Recommendation 1 of 10 from “A Contributing Life: the 2012 National Report Card on Mental Health and Suicide Prevention”

The Commission’s big picture case for change identifies what governments and communities must do and keep doing.

We have four priority areas for action.

We will not see real change unless the following four areas become part of everyday business.

We have also set out where action must start with our ten specific recommendations for 2012.

1. Mental health must be a high national priority for all governments and the community

Mental health must be the business of the Prime Minister, Premiers and Chief Ministers

Reform will wither on the vine without ongoing support and oversight by every government across Australia when they come together to discuss and agree on matters of national importance as the Council of Australian Governments (COAG). It is imperative that mental health continues to have the direct support of the Prime Minister and Premiers and Chief Ministers. Cross-government oversight is vital. Without links between housing, employment, education, health, family and child support, justice and corrections we will never give people the best chance of recovering and living contributing lives.

Mental health and wellbeing must not be pushed aside by other priorities or become a casualty because money is tight. In fact, money will be wasted if we take our eye off the ball. It’s an investment now for all our futures.

We must get a proper understanding of the value of good mental health to drive reform

There is bipartisan support for increasing Australia’s productivity and reducing unnecessary costs that result from mental health being dealt with ineffectively in the community, service systems and in the workplace.

There has been some work on the cost of mental illness. There is still much to be done to demonstrate the value of good mental health.

The Australian Government must ask the Productivity Commission to work in partnership with us to report on the economic and productivity impacts of mental ill health and suicide in Australia and the value of good mental health. This will provide an accurate and credible picture of the benefits from preventing mental illness and promoting mental health, and the productivity from increasing participation, promoting recovery oriented approaches and investing in properly evaluated services.

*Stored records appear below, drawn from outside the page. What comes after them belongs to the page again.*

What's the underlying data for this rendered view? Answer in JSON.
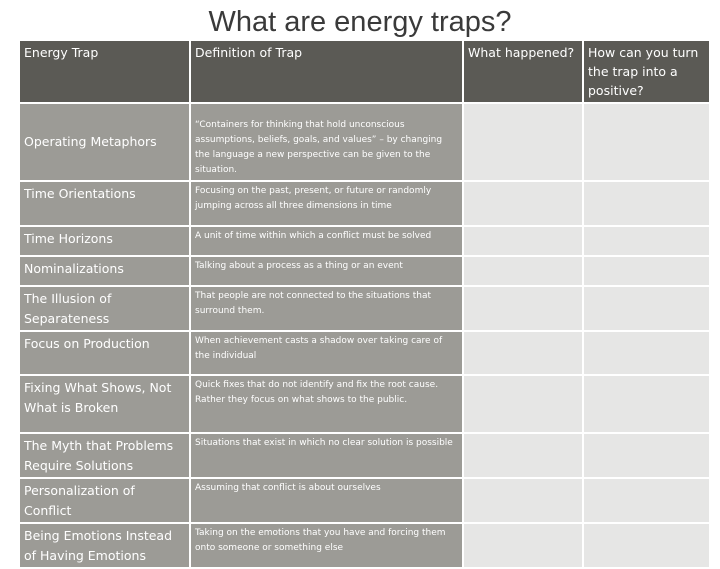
{
  "slide": {
    "title": "What are energy traps?"
  },
  "table": {
    "headers": [
      "Energy Trap",
      "Definition of Trap",
      "What happened?",
      "How can you turn the trap into a positive?"
    ],
    "rows": [
      {
        "trap": "Operating Metaphors",
        "definition": "“Containers for thinking that hold unconscious assumptions, beliefs, goals, and values” – by changing the language a new perspective can be given to the situation."
      },
      {
        "trap": "Time Orientations",
        "definition": "Focusing on the past, present, or future or randomly jumping across all three dimensions in time"
      },
      {
        "trap": "Time Horizons",
        "definition": "A unit of time within which a conflict must be solved"
      },
      {
        "trap": "Nominalizations",
        "definition": "Talking about a process as a thing or an event"
      },
      {
        "trap": "The Illusion of Separateness",
        "definition": "That people are not connected to the situations that surround them."
      },
      {
        "trap": "Focus on Production",
        "definition": "When achievement casts a shadow over taking care of the individual"
      },
      {
        "trap": "Fixing What Shows, Not What is Broken",
        "definition": "Quick fixes that do not identify and fix the root cause. Rather they focus on what shows to the public."
      },
      {
        "trap": "The Myth that Problems Require Solutions",
        "definition": "Situations that exist in which no clear solution is possible"
      },
      {
        "trap": "Personalization of Conflict",
        "definition": "Assuming that conflict is about ourselves"
      },
      {
        "trap": "Being Emotions Instead of Having Emotions",
        "definition": "Taking on the emotions that you have and forcing them onto someone or something else"
      }
    ]
  },
  "colors": {
    "header_bg": "#5b5a55",
    "row_bg": "#9c9b96",
    "empty_cell_bg": "#e6e6e5",
    "title_color": "#3a3a3a"
  }
}
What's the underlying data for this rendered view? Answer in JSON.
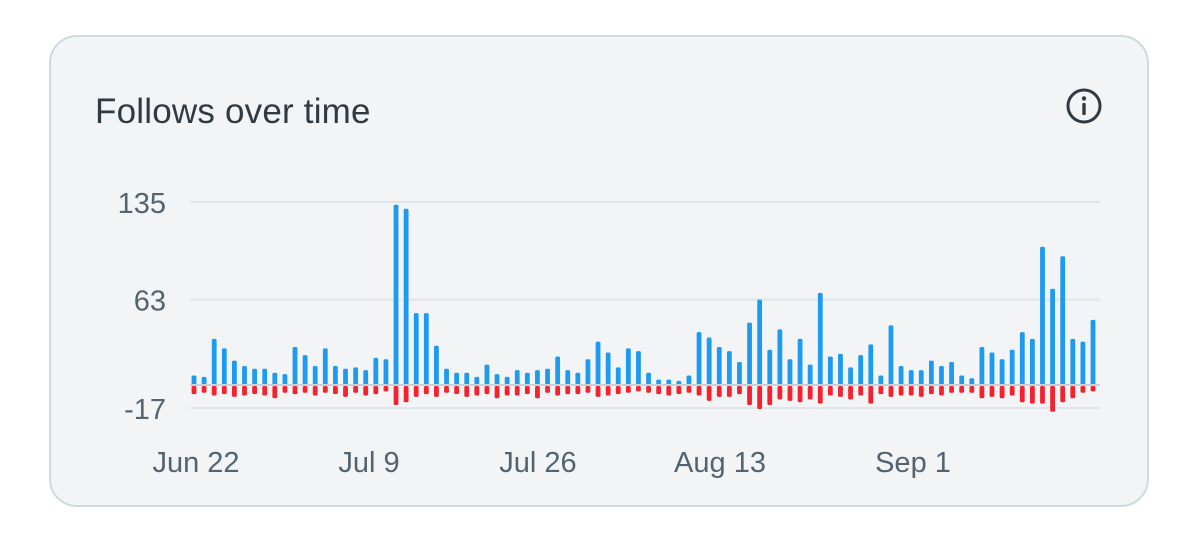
{
  "card": {
    "title": "Follows over time",
    "info_icon": "info-circle-icon"
  },
  "chart_data": {
    "type": "bar",
    "title": "Follows over time",
    "x_tick_labels": [
      "Jun 22",
      "Jul 9",
      "Jul 26",
      "Aug 13",
      "Sep 1"
    ],
    "y_tick_labels": [
      "135",
      "63",
      "-17"
    ],
    "y_ticks": [
      135,
      63,
      -17
    ],
    "ylim": [
      -17,
      135
    ],
    "grid": true,
    "colors": {
      "follows": "#1d9bf0",
      "unfollows": "#f4212e",
      "grid": "#dfe6ea",
      "baseline": "#c8d1d7"
    },
    "series": [
      {
        "values": [
          7,
          6,
          34,
          27,
          18,
          14,
          12,
          12,
          9,
          8,
          28,
          22,
          14,
          27,
          14,
          12,
          13,
          11,
          20,
          19,
          133,
          130,
          53,
          53,
          29,
          12,
          9,
          9,
          6,
          15,
          8,
          6,
          11,
          9,
          11,
          12,
          21,
          11,
          9,
          19,
          32,
          24,
          13,
          27,
          25,
          9,
          4,
          4,
          3,
          7,
          39,
          35,
          28,
          25,
          17,
          46,
          63,
          26,
          41,
          19,
          34,
          15,
          68,
          21,
          23,
          13,
          22,
          30,
          7,
          44,
          14,
          11,
          11,
          18,
          14,
          17,
          7,
          5,
          28,
          24,
          19,
          26,
          39,
          34,
          102,
          71,
          95,
          34,
          32,
          48
        ]
      },
      {
        "values": [
          -6,
          -5,
          -7,
          -6,
          -8,
          -7,
          -6,
          -7,
          -9,
          -5,
          -6,
          -5,
          -7,
          -5,
          -6,
          -8,
          -5,
          -7,
          -6,
          -4,
          -14,
          -12,
          -8,
          -6,
          -8,
          -5,
          -6,
          -8,
          -7,
          -6,
          -9,
          -7,
          -7,
          -6,
          -9,
          -5,
          -7,
          -6,
          -6,
          -5,
          -8,
          -7,
          -6,
          -5,
          -4,
          -5,
          -6,
          -7,
          -6,
          -5,
          -7,
          -11,
          -8,
          -8,
          -6,
          -14,
          -17,
          -14,
          -10,
          -11,
          -12,
          -10,
          -13,
          -7,
          -8,
          -10,
          -7,
          -13,
          -6,
          -8,
          -7,
          -7,
          -8,
          -6,
          -7,
          -5,
          -5,
          -5,
          -9,
          -8,
          -9,
          -7,
          -12,
          -13,
          -13,
          -19,
          -12,
          -9,
          -5,
          -4
        ]
      }
    ]
  }
}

The value of good mental health to each person, the community and the wider population all affect the broader workings of our society.

Governments must meet their existing commitments

Commitments have already been made by all Australian Governments through COAG and the United Nations1, 2, 3, 4, 5 and the public expects them to be delivered. These include the following:

  • increasing access and quality of services to meet gaps
  • including people with a lived experience of mental health issues, families and supporters in planning, design and evaluating policy and services
  • recognising the role that non-government organisations play, and
  • not discharging people with mental illness from hospital or other facilities into homelessness.

It is not acceptable that it can take years to get agreement or simply to report progress on measures endorsed by all Australian Governments.

The mental health and wellbeing of Aboriginal and Torres Strait Islander peoples needs to be included as one of our national priorities

All governments have given a strong commitment in various COAG agreements to give Aboriginal and Torres Strait Islander peoples an equal chance to have a fully contributing life.6 We stand together with Aboriginal and Torres Strait Islander leaders to say we must overcome the compounding cycles of disadvantage and poor social conditions to improve resilience, physical and mental health.

In this Report Card we feature Aboriginal and Torres Strait Islander peoples’ mental health and social and emotional wellbeing, and show the very powerful impact that families and communities can and do have.